Here's how EDF, E.on, Npower and Scottish Power bills will change for typical dual fuel users:
- If you have a credit meter and are on a standard variable tariff, the price will rise on 1 April. Average prices will increase by £96/yr from £1,042/yr to £1,138/yr.
- If you're a prepay customer and are on a standard variable tariff, the price will also rise on 1 April. Average bills will increase by £87/yr from £1,069/yr to £1,156/yr.
- If you're on a fixed deal, the price WON'T change until your fix is up. However, if your fix ends after 1 April and you don't switch, you'll be moved onto a standard variable tariff, which will have become even more expensive as a result of the price rises.
Scottish Power says 1.5 million customers will be hit by both the credit meter and prepaid meter price hikes. E.on wouldn't tell us how many households are impacted but it has 1.8 million customers on credit meter SVTs, according to Ofgem.

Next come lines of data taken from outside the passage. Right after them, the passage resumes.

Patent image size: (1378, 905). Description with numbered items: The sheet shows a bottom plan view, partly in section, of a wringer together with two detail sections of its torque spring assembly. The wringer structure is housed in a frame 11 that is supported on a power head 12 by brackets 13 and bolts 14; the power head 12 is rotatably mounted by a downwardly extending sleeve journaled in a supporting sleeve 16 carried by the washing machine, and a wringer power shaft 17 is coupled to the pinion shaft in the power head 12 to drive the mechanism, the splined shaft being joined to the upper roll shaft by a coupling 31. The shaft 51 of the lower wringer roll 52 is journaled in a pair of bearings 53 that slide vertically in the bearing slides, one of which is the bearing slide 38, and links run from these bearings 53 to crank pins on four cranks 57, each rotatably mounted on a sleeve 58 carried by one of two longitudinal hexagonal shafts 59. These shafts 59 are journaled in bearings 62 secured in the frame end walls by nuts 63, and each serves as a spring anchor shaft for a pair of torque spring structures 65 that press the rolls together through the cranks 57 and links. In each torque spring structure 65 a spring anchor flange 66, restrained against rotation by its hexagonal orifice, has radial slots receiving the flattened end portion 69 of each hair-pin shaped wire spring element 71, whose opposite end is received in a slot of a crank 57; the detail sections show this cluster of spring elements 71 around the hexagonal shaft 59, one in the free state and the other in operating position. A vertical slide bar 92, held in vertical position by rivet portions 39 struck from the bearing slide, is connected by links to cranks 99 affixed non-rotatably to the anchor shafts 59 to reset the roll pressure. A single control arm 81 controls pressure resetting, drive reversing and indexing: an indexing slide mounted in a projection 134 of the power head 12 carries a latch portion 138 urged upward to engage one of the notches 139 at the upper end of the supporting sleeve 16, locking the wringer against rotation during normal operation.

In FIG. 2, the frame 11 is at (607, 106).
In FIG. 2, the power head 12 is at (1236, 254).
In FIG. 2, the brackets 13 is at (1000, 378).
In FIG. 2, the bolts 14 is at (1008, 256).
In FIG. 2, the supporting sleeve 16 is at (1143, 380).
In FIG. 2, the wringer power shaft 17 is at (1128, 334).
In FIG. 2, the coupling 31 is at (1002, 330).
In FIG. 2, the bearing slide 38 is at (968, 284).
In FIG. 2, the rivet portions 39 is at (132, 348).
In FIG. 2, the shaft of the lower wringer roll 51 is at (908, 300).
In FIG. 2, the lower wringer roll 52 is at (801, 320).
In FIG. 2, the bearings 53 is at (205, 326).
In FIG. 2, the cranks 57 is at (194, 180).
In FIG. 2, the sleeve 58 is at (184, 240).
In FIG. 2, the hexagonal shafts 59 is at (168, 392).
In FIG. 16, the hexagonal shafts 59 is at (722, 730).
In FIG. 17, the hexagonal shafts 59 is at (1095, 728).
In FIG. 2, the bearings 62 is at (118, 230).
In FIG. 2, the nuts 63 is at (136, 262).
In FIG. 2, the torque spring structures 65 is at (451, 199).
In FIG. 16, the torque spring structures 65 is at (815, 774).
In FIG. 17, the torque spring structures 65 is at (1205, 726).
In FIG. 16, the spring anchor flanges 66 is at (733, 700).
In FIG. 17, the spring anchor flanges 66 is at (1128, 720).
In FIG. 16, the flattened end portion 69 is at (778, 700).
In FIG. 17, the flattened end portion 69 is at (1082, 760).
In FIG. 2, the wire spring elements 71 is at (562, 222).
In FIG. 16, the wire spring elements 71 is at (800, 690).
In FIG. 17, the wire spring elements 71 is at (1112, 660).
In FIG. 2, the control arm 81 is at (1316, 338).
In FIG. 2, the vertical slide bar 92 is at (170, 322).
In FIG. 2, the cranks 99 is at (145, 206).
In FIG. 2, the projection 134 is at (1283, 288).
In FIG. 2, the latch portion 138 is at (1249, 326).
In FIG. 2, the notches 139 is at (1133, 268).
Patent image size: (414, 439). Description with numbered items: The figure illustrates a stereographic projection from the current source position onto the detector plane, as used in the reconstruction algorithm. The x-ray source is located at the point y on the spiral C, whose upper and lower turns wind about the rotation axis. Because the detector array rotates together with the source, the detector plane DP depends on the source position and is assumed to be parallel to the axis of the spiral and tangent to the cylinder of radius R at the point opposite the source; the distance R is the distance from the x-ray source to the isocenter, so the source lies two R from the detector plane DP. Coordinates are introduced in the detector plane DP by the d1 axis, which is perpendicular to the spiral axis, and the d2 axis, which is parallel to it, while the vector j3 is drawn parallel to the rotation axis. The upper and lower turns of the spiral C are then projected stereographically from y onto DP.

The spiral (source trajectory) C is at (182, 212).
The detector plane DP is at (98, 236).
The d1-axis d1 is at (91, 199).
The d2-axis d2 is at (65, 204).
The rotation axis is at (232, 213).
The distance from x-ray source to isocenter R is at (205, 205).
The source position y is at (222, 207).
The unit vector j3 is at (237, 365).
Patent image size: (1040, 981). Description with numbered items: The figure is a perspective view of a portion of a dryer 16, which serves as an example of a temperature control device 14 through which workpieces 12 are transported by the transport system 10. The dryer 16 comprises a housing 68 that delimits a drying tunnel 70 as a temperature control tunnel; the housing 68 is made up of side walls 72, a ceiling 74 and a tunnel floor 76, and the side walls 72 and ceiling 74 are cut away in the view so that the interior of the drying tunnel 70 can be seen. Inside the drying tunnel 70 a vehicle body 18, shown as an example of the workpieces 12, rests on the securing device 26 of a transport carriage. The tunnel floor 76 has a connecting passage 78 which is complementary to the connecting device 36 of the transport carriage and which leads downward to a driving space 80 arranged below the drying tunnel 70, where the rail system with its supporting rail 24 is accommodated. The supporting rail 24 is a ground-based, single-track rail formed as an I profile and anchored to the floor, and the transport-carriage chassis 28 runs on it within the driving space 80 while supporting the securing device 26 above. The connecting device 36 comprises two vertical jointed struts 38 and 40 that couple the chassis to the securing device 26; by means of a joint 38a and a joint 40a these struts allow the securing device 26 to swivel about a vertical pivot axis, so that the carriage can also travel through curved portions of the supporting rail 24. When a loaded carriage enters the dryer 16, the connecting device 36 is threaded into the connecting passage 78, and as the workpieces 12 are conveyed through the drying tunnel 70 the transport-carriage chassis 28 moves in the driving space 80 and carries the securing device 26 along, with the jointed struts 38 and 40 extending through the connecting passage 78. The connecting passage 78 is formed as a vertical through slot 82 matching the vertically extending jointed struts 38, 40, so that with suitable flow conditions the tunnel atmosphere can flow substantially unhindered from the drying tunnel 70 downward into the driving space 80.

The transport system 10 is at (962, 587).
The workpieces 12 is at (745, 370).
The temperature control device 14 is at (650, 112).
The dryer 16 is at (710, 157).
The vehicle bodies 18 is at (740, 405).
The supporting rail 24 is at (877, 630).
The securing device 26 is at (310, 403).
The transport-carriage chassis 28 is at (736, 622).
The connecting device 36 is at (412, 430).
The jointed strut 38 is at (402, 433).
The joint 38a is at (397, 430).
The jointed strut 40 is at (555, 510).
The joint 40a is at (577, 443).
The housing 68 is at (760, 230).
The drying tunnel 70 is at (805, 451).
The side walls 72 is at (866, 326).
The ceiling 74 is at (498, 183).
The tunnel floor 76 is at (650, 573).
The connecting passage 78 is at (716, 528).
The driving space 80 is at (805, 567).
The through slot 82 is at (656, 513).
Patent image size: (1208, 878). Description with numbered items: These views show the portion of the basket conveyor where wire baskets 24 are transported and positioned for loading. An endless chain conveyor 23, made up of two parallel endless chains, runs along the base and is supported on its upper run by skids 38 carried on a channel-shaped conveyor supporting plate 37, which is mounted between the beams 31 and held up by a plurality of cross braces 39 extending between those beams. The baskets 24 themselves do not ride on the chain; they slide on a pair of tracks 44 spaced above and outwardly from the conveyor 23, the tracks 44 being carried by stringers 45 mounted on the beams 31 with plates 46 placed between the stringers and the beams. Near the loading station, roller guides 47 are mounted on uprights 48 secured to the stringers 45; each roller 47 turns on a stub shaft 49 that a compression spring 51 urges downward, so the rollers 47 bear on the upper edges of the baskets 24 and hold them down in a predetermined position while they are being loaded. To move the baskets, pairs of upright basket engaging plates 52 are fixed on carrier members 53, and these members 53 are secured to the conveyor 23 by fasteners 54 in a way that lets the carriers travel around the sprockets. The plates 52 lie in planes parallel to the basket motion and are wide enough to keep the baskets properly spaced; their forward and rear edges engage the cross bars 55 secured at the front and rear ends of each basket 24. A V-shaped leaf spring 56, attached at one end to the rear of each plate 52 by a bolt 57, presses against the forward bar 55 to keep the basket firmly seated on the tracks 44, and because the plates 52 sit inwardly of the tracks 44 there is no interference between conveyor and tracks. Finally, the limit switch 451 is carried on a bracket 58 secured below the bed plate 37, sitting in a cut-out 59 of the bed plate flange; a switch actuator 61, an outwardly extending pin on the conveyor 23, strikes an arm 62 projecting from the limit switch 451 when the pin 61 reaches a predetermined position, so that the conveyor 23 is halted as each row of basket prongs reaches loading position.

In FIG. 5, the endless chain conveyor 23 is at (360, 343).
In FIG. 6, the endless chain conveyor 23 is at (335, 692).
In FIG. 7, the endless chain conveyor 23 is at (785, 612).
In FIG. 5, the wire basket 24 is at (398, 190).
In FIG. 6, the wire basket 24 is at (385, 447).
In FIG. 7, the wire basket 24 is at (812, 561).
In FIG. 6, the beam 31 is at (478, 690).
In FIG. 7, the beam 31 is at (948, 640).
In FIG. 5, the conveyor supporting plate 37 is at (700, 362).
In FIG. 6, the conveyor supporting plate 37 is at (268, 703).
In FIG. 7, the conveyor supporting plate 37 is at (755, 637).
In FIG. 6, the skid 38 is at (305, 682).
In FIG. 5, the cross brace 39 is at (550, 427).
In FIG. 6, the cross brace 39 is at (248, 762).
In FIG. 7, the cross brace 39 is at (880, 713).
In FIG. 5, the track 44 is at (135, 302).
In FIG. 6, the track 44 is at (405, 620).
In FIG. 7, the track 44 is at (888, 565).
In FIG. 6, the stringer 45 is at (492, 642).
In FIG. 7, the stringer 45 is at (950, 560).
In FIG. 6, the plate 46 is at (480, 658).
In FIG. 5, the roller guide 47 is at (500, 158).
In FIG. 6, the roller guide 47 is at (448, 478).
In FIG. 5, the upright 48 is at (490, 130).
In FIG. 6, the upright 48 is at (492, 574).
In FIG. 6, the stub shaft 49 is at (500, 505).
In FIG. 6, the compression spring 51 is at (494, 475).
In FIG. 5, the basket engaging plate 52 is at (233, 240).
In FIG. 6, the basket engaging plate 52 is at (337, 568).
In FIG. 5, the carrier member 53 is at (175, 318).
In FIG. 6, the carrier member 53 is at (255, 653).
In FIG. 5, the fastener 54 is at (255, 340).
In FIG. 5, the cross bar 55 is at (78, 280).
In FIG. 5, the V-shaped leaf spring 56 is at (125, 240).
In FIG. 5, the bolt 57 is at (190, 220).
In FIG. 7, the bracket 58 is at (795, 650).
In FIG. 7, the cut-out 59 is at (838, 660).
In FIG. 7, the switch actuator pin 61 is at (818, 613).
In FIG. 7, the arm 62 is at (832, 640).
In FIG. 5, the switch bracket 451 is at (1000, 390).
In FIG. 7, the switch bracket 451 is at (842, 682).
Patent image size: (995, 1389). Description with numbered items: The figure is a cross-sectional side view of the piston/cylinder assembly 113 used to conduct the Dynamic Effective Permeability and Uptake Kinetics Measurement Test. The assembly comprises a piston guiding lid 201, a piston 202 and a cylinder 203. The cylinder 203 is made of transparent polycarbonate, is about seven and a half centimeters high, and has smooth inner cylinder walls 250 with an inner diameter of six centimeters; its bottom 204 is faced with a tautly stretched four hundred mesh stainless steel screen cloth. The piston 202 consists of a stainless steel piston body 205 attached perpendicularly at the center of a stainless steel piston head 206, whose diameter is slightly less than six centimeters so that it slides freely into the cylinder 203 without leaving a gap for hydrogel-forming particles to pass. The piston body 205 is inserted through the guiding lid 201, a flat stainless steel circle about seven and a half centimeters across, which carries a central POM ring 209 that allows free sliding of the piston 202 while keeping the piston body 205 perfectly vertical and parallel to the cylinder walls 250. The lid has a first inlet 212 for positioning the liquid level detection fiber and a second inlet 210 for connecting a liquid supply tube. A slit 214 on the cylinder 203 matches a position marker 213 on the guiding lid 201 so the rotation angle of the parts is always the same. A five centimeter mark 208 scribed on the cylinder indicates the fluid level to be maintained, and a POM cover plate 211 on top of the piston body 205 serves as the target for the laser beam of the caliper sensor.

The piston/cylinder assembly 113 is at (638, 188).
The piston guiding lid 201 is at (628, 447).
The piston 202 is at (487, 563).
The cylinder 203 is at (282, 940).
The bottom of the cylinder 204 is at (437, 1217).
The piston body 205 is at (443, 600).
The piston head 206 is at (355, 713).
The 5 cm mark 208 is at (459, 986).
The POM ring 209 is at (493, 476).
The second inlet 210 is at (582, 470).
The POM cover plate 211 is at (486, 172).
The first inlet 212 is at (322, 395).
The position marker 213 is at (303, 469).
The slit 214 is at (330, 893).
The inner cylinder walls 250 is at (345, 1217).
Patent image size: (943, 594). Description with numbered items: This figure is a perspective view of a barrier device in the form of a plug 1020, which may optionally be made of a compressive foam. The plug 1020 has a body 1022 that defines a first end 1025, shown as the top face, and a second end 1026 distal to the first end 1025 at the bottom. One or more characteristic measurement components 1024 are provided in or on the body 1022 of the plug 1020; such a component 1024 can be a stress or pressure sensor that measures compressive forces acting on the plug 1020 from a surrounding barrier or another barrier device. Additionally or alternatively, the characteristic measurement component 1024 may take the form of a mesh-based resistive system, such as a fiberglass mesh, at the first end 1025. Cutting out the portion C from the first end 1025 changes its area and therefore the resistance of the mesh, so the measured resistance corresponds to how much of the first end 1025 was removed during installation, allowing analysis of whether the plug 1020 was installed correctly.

We're still waiting for EDF and Npower to confirm customer numbers affected but Ofgem says EDF has 1.3 million credit meter SVT customers, while Npower has around 900,000.
Check NOW if you can switch and save
Standard tariffs are typically the most expensive – and if you've not switched in the past year, it's likely you're on one. If so, it's always worth checking if you can switch and save - and now's a particularly good time to do so with providers hiking prices.
If you're on a standard or default tariff, you're free to switch away at any time. Suppliers can't charge you exit fees if you're on this type of tariff – and savings of over £200/yr are possible once you factor in the price cap rise. Do a full comparison and check if you can save with our Cheap Energy Club.
Struggling to pay your bill? There's lots of additional help available right now
Due to the pandemic, Ofgem has strengthened protections for energy customers, and put in place new rules to help those struggling to pay their bills.
Most importantly, your supply won't be cut off – disconnections of standard credit meters have been completely suspended, while new rules have been put in place to ensure prepayment customers get emergency or additional credit to ensure the lights stay on.